Até esse ponto, Lemay e Pelletier, que são casados há 12 anos, haviam notado que dois de seus filhos, Colin, que tem agora 7 anos, e Laurent, de 5, estavam vivenciando os mesmos sintomas.

Seus medos foram confirmados quando em 2019 os meninos foram diagnosticados com a mesma desordem genética. O outro filho deles, Leo, agora com 9 anos, não tem a condição.

“Não há realmente algo que possa ser feito”, diz Lemay, explicando que atualmente não há cura ou tratamento eficaz para abrandar a progressão da retinite pigmentosa.

“Não sabemos o quão rápido ela vai avançar, mas eles podem ficar completamente cegos até a meia-idade”.

Quando eles se acostumaram com a notícia, o casal focou suas atenções em ajudar seus filhos a construírem as habilidades que precisariam para navegar por toda a vida.

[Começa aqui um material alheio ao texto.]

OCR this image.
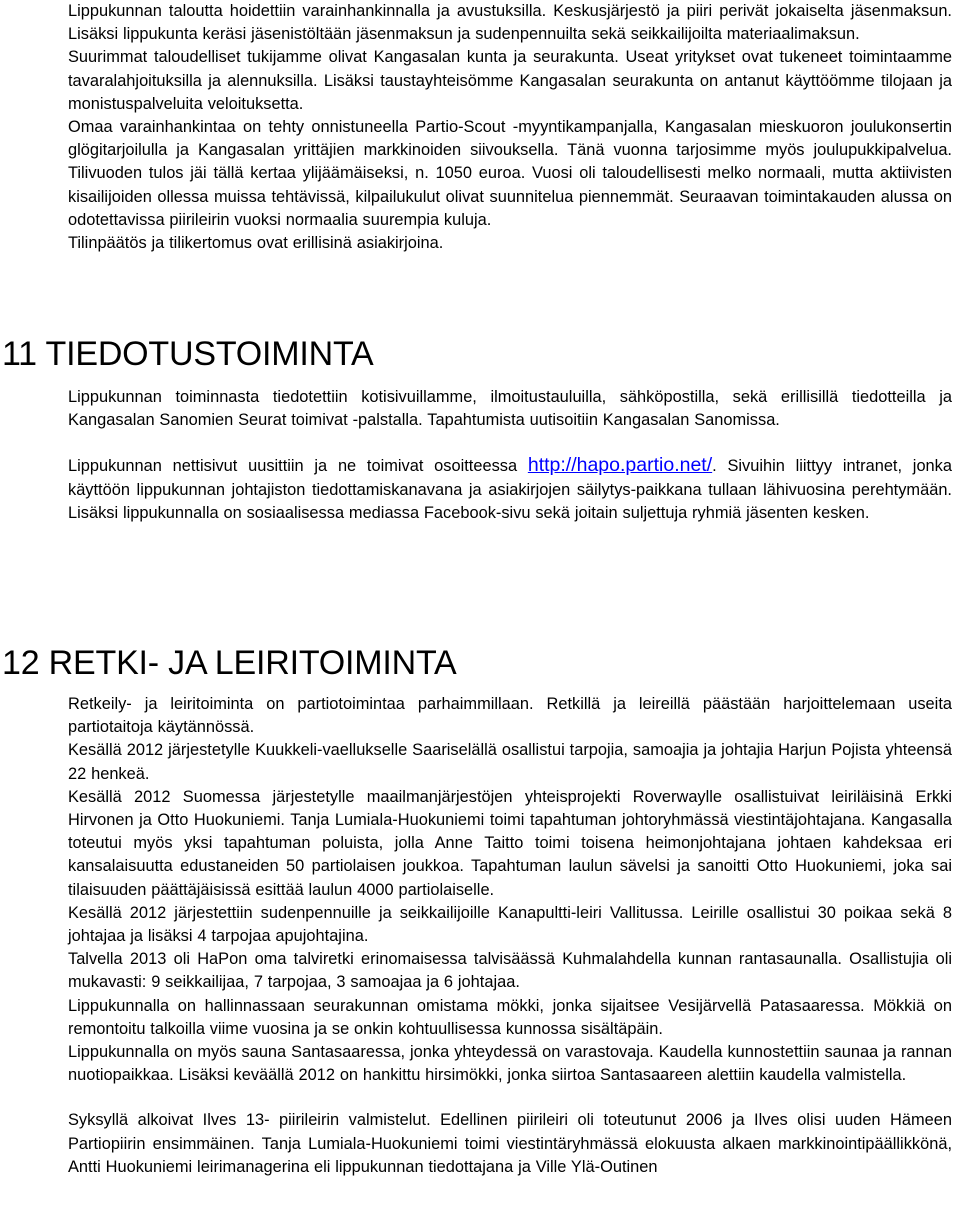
Lippukunnan taloutta hoidettiin varainhankinnalla ja avustuksilla. Keskusjärjestö ja piiri perivät jokaiselta jäsenmaksun. Lisäksi lippukunta keräsi jäsenistöltään jäsenmaksun ja sudenpennuilta sekä seikkailijoilta materiaalimaksun.

Suurimmat taloudelliset tukijamme olivat Kangasalan kunta ja seurakunta. Useat yritykset ovat tukeneet toimintaamme tavaralahjoituksilla ja alennuksilla. Lisäksi taustayhteisömme Kangasalan seurakunta on antanut käyttöömme tilojaan ja monistuspalveluita veloituksetta.

Omaa varainhankintaa on tehty onnistuneella Partio-Scout -myyntikampanjalla, Kangasalan mieskuoron joulukonsertin glögitarjoilulla ja Kangasalan yrittäjien markkinoiden siivouksella. Tänä vuonna tarjosimme myös joulupukkipalvelua. Tilivuoden tulos jäi tällä kertaa ylijäämäiseksi, n. 1050 euroa. Vuosi oli taloudellisesti melko normaali, mutta aktiivisten kisailijoiden ollessa muissa tehtävissä, kilpailukulut olivat suunnitelua piennemmät. Seuraavan toimintakauden alussa on odotettavissa piirileirin vuoksi normaalia suurempia kuluja.

Tilinpäätös ja tilikertomus ovat erillisinä asiakirjoina.

11 TIEDOTUSTOIMINTA

Lippukunnan toiminnasta tiedotettiin kotisivuillamme, ilmoitustauluilla, sähköpostilla, sekä erillisillä tiedotteilla ja Kangasalan Sanomien Seurat toimivat -palstalla. Tapahtumista uutisoitiin Kangasalan Sanomissa.

Lippukunnan nettisivut uusittiin ja ne toimivat osoitteessa http://hapo.partio.net/. Sivuihin liittyy intranet, jonka käyttöön lippukunnan johtajiston tiedottamiskanavana ja asiakirjojen säilytys-paikkana tullaan lähivuosina perehtymään. Lisäksi lippukunnalla on sosiaalisessa mediassa Facebook-sivu sekä joitain suljettuja ryhmiä jäsenten kesken.

12 RETKI- JA LEIRITOIMINTA

Retkeily- ja leiritoiminta on partiotoimintaa parhaimmillaan. Retkillä ja leireillä päästään harjoittelemaan useita partiotaitoja käytännössä.

Kesällä 2012 järjestetylle Kuukkeli-vaellukselle Saariselällä osallistui tarpojia, samoajia ja johtajia Harjun Pojista yhteensä 22 henkeä.

Kesällä 2012 Suomessa järjestetylle maailmanjärjestöjen yhteisprojekti Roverwaylle osallistuivat leiriläisinä Erkki Hirvonen ja Otto Huokuniemi. Tanja Lumiala-Huokuniemi toimi tapahtuman johtoryhmässä viestintäjohtajana. Kangasalla toteutui myös yksi tapahtuman poluista, jolla Anne Taitto toimi toisena heimonjohtajana johtaen kahdeksaa eri kansalaisuutta edustaneiden 50 partiolaisen joukkoa. Tapahtuman laulun sävelsi ja sanoitti Otto Huokuniemi, joka sai tilaisuuden päättäjäisissä esittää laulun 4000 partiolaiselle.

Kesällä 2012 järjestettiin sudenpennuille ja seikkailijoille Kanapultti-leiri Vallitussa. Leirille osallistui 30 poikaa sekä 8 johtajaa ja lisäksi 4 tarpojaa apujohtajina.

Talvella 2013 oli HaPon oma talviretki erinomaisessa talvisäässä Kuhmalahdella kunnan rantasaunalla. Osallistujia oli mukavasti: 9 seikkailijaa, 7 tarpojaa, 3 samoajaa ja 6 johtajaa.

Lippukunnalla on hallinnassaan seurakunnan omistama mökki, jonka sijaitsee Vesijärvellä Patasaaressa. Mökkiä on remontoitu talkoilla viime vuosina ja se onkin kohtuullisessa kunnossa sisältäpäin.

Lippukunnalla on myös sauna Santasaaressa, jonka yhteydessä on varastovaja. Kaudella kunnostettiin saunaa ja rannan nuotiopaikkaa. Lisäksi keväällä 2012 on hankittu hirsimökki, jonka siirtoa Santasaareen alettiin kaudella valmistella.

Syksyllä alkoivat Ilves 13- piirileirin valmistelut. Edellinen piirileiri oli toteutunut 2006 ja Ilves olisi uuden Hämeen Partiopiirin ensimmäinen. Tanja Lumiala-Huokuniemi toimi viestintäryhmässä elokuusta alkaen markkinointipäällikkönä, Antti Huokuniemi leirimanagerina eli lippukunnan tiedottajana ja Ville Ylä-Outinen
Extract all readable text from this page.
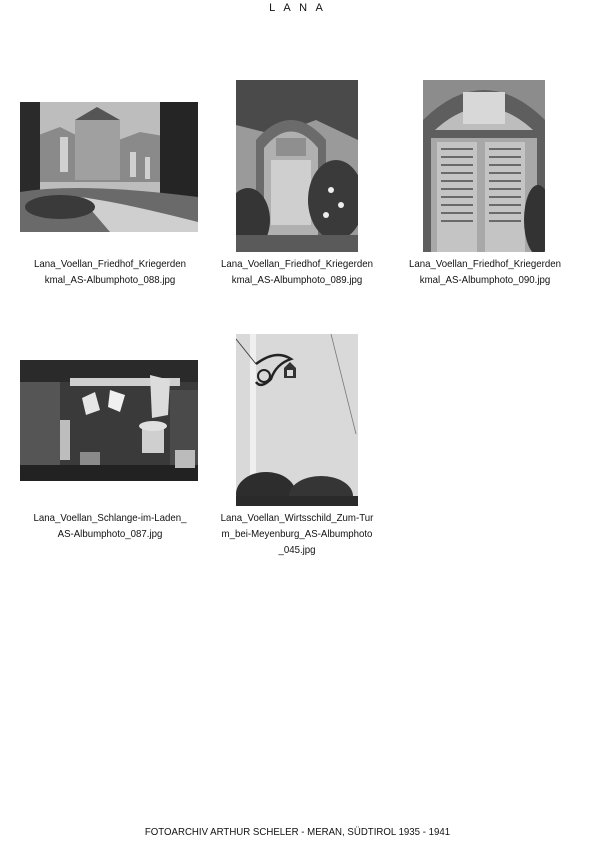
L A N A
Lana_Voellan_Friedhof_Kriegerden
kmal_AS-Albumphoto_088.jpg
Lana_Voellan_Friedhof_Kriegerden
kmal_AS-Albumphoto_089.jpg
Lana_Voellan_Friedhof_Kriegerden
kmal_AS-Albumphoto_090.jpg
Lana_Voellan_Schlange-im-Laden_
AS-Albumphoto_087.jpg
Lana_Voellan_Wirtsschild_Zum-Tur
m_bei-Meyenburg_AS-Albumphoto
_045.jpg
FOTOARCHIV ARTHUR SCHELER - MERAN, SÜDTIROL 1935 - 1941
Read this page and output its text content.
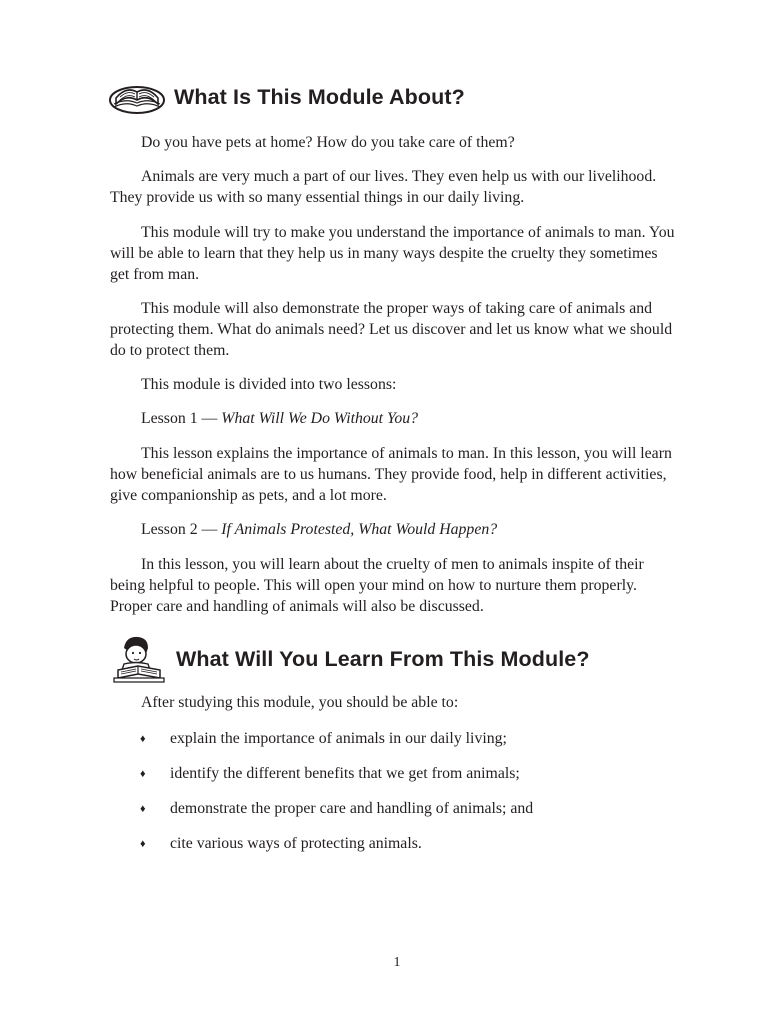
What Is This Module About?

Do you have pets at home? How do you take care of them?

Animals are very much a part of our lives. They even help us with our livelihood. They provide us with so many essential things in our daily living.

This module will try to make you understand the importance of animals to man. You will be able to learn that they help us in many ways despite the cruelty they sometimes get from man.

This module will also demonstrate the proper ways of taking care of animals and protecting them. What do animals need? Let us discover and let us know what we should do to protect them.

This module is divided into two lessons:

Lesson 1 — What Will We Do Without You?

This lesson explains the importance of animals to man. In this lesson, you will learn how beneficial animals are to us humans. They provide food, help in different activities, give companionship as pets, and a lot more.

Lesson 2 — If Animals Protested, What Would Happen?

In this lesson, you will learn about the cruelty of men to animals inspite of their being helpful to people. This will open your mind on how to nurture them properly. Proper care and handling of animals will also be discussed.

What Will You Learn From This Module?

After studying this module, you should be able to:

♦ explain the importance of animals in our daily living;
♦ identify the different benefits that we get from animals;
♦ demonstrate the proper care and handling of animals; and
♦ cite various ways of protecting animals.
1
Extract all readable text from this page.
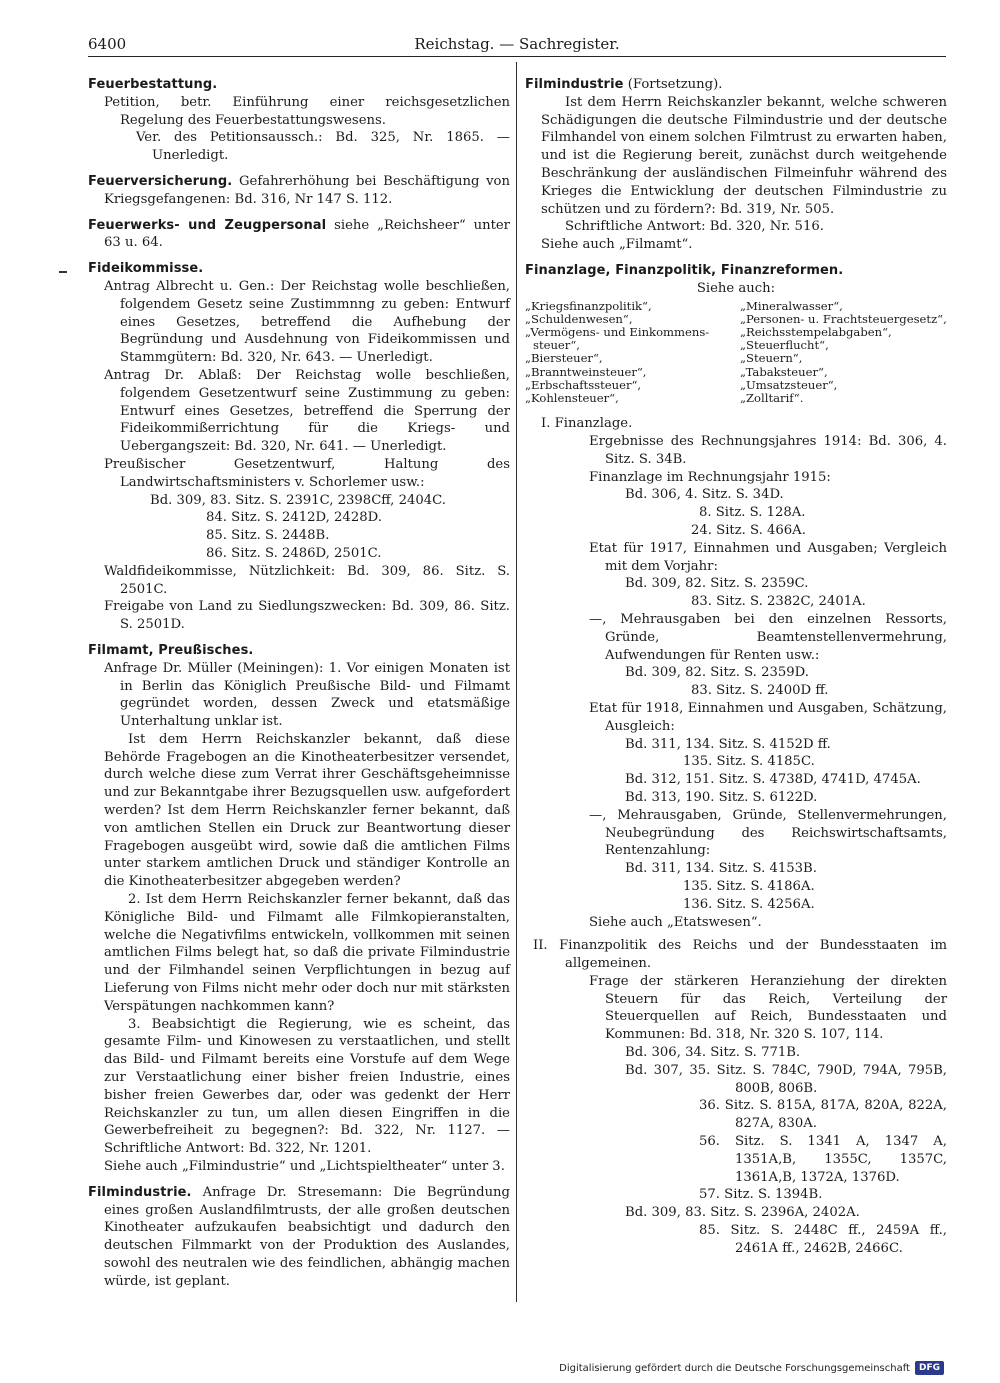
6400	Reichstag. — Sachregister.
Feuerbestattung.
Petition, betr. Einführung einer reichsgesetzlichen Regelung des Feuerbestattungswesens.
Ver. des Petitionsaussch.: Bd. 325, Nr. 1865. — Unerledigt.

Feuerversicherung. Gefahrerhöhung bei Beschäftigung von Kriegsgefangenen: Bd. 316, Nr 147 S. 112.

Feuerwerks- und Zeugpersonal siehe „Reichsheer“ unter 63 u. 64.

Fideikommisse.

Antrag Albrecht u. Gen.: Der Reichstag wolle beschließen, folgendem Gesetz seine Zustimmnng zu geben: Entwurf eines Gesetzes, betreffend die Aufhebung der Begründung und Ausdehnung von Fideikommissen und Stammgütern: Bd. 320, Nr. 643. — Unerledigt.

Antrag Dr. Ablaß: Der Reichstag wolle beschließen, folgendem Gesetzentwurf seine Zustimmung zu geben: Entwurf eines Gesetzes, betreffend die Sperrung der Fideikommißerrichtung für die Kriegs- und Uebergangszeit: Bd. 320, Nr. 641. — Unerledigt.

Preußischer Gesetzentwurf, Haltung des Landwirtschaftsministers v. Schorlemer usw.:

Bd. 309, 83. Sitz. S. 2391C, 2398Cff, 2404C.
84. Sitz. S. 2412D, 2428D.
85. Sitz. S. 2448B.
86. Sitz. S. 2486D, 2501C.

Waldfideikommisse, Nützlichkeit: Bd. 309, 86. Sitz. S. 2501C.

Freigabe von Land zu Siedlungszwecken: Bd. 309, 86. Sitz. S. 2501D.

Filmamt, Preußisches.

Anfrage Dr. Müller (Meiningen): 1. Vor einigen Monaten ist in Berlin das Königlich Preußische Bild- und Filmamt gegründet worden, dessen Zweck und etatsmäßige Unterhaltung unklar ist.

Ist dem Herrn Reichskanzler bekannt, daß diese Behörde Fragebogen an die Kinotheaterbesitzer versendet, durch welche diese zum Verrat ihrer Geschäftsgeheimnisse und zur Bekanntgabe ihrer Bezugsquellen usw. aufgefordert werden? Ist dem Herrn Reichskanzler ferner bekannt, daß von amtlichen Stellen ein Druck zur Beantwortung dieser Fragebogen ausgeübt wird, sowie daß die amtlichen Films unter starkem amtlichen Druck und ständiger Kontrolle an die Kinotheaterbesitzer abgegeben werden?

2. Ist dem Herrn Reichskanzler ferner bekannt, daß das Königliche Bild- und Filmamt alle Filmkopieranstalten, welche die Negativfilms entwickeln, vollkommen mit seinen amtlichen Films belegt hat, so daß die private Filmindustrie und der Filmhandel seinen Verpflichtungen in bezug auf Lieferung von Films nicht mehr oder doch nur mit stärksten Verspätungen nachkommen kann?

3. Beabsichtigt die Regierung, wie es scheint, das gesamte Film- und Kinowesen zu verstaatlichen, und stellt das Bild- und Filmamt bereits eine Vorstufe auf dem Wege zur Verstaatlichung einer bisher freien Industrie, eines bisher freien Gewerbes dar, oder was gedenkt der Herr Reichskanzler zu tun, um allen diesen Eingriffen in die Gewerbefreiheit zu begegnen?: Bd. 322, Nr. 1127. — Schriftliche Antwort: Bd. 322, Nr. 1201.

Siehe auch „Filmindustrie“ und „Lichtspieltheater“ unter 3.

Filmindustrie. Anfrage Dr. Stresemann: Die Begründung eines großen Auslandfilmtrusts, der alle großen deutschen Kinotheater aufzukaufen beabsichtigt und dadurch den deutschen Filmmarkt von der Produktion des Auslandes, sowohl des neutralen wie des feindlichen, abhängig machen würde, ist geplant.

Filmindustrie (Fortsetzung).

Ist dem Herrn Reichskanzler bekannt, welche schweren Schädigungen die deutsche Filmindustrie und der deutsche Filmhandel von einem solchen Filmtrust zu erwarten haben, und ist die Regierung bereit, zunächst durch weitgehende Beschränkung der ausländischen Filmeinfuhr während des Krieges die Entwicklung der deutschen Filmindustrie zu schützen und zu fördern?: Bd. 319, Nr. 505.

Schriftliche Antwort: Bd. 320, Nr. 516.

Siehe auch „Filmamt“.

Finanzlage, Finanzpolitik, Finanzreformen.
Siehe auch:
„Kriegsfinanzpolitik“,
„Schuldenwesen“,
„Vermögens- und Einkommens-
steuer“,
„Biersteuer“,
„Branntweinsteuer“,
„Erbschaftssteuer“,
„Kohlensteuer“,
„Mineralwasser“,
„Personen- u. Frachtsteuergesetz“,
„Reichsstempelabgaben“,
„Steuerflucht“,
„Steuern“,
„Tabaksteuer“,
„Umsatzsteuer“,
„Zolltarif“.
I. Finanzlage.

Ergebnisse des Rechnungsjahres 1914: Bd. 306, 4. Sitz. S. 34B.

Finanzlage im Rechnungsjahr 1915:

Bd. 306, 4. Sitz. S. 34D.
8. Sitz. S. 128A.
24. Sitz. S. 466A.

Etat für 1917, Einnahmen und Ausgaben; Vergleich mit dem Vorjahr:

Bd. 309, 82. Sitz. S. 2359C.
83. Sitz. S. 2382C, 2401A.

—, Mehrausgaben bei den einzelnen Ressorts, Gründe, Beamtenstellenvermehrung, Aufwendungen für Renten usw.:

Bd. 309, 82. Sitz. S. 2359D.
83. Sitz. S. 2400D ff.

Etat für 1918, Einnahmen und Ausgaben, Schätzung, Ausgleich:

Bd. 311, 134. Sitz. S. 4152D ff.
135. Sitz. S. 4185C.
Bd. 312, 151. Sitz. S. 4738D, 4741D, 4745A.
Bd. 313, 190. Sitz. S. 6122D.

—, Mehrausgaben, Gründe, Stellenvermehrungen, Neubegründung des Reichswirtschaftsamts, Rentenzahlung:

Bd. 311, 134. Sitz. S. 4153B.
135. Sitz. S. 4186A.
136. Sitz. S. 4256A.
Siehe auch „Etatswesen“.

II. Finanzpolitik des Reichs und der Bundesstaaten im allgemeinen.

Frage der stärkeren Heranziehung der direkten Steuern für das Reich, Verteilung der Steuerquellen auf Reich, Bundesstaaten und Kommunen: Bd. 318, Nr. 320 S. 107, 114.

Bd. 306, 34. Sitz. S. 771B.

Bd. 307, 35. Sitz. S. 784C, 790D, 794A, 795B, 800B, 806B.

36. Sitz. S. 815A, 817A, 820A, 822A, 827A, 830A.

56. Sitz. S. 1341 A, 1347 A, 1351A,B, 1355C, 1357C, 1361A,B, 1372A, 1376D.

57. Sitz. S. 1394B.
Bd. 309, 83. Sitz. S. 2396A, 2402A.

85. Sitz. S. 2448C ff., 2459A ff., 2461A ff., 2462B, 2466C.

Digitalisierung gefördert durch die Deutsche Forschungsgemeinschaft	DFG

Quando o especialista de Mia sugeriu que eles proporcionassem a ela “memória visuais”, Lemay percebeu que havia uma maneira verdadeiramente incrível que eles podiam fazer para seus filhos.

“Pensei, não vou mostrar a ela um elefante em um livro, vou leva-la para ver um elefante de verdade”, explica Lemay. “Vou preencher sua memória visual com as melhores e mais belas imagens que eu puder”.

Ela e o marido começaram logo a fazer planos para passar um ano viajando no mundo com suas crianças.

Enquanto Lemay e Pelletier costumavam viajar juntos frequentemente antes de se tornarem pais, e terem levado seus filhos em várias viagens, sair para uma jornada longa como família não parecia viável antes.

“Com o diagnóstico, temos uma urgência”, acrescenta Pelletier, que trabalha nas finanças. “Há grandes coisas para se fazer em casa, mas não há nada melhor do que viajar.

Eles logo começaram a tentar economizar e seus potes de viagem receberam um estímulo oportuno quando a companhia onde Pelletier trabalhava e tinha ações foi comprada.

“Foi como um presente da vida”, admite Lemay, que trabalha em logística de cuidados da saúde. “É como se fosse, aqui está o dinheiro para sua viagem”.

Eles tiveram que adiar a viagem devido a restrições causadas pela pandemia de coronavírus e revisaram o itinerário inúmeras vezes. Quando eles eventualmente deixaram Montreal em março de 2022, eles tinham poucos planos em curso.

“Na verdade, saímos sem um itinerário”, diz Lemay. “Tínhamos ideias de onde queríamos ir, mas planejamos enquanto vamos”.

De acordo com o Instituto Nacional de Olhos, parte do Instituto de Saúde, uma agência do Departamento de Saúde e Serviços Humanos, sintomas da retinite pigmentosa geralmente começam na infância, e a maioria das pessoas eventualmente perde grande parte da visão.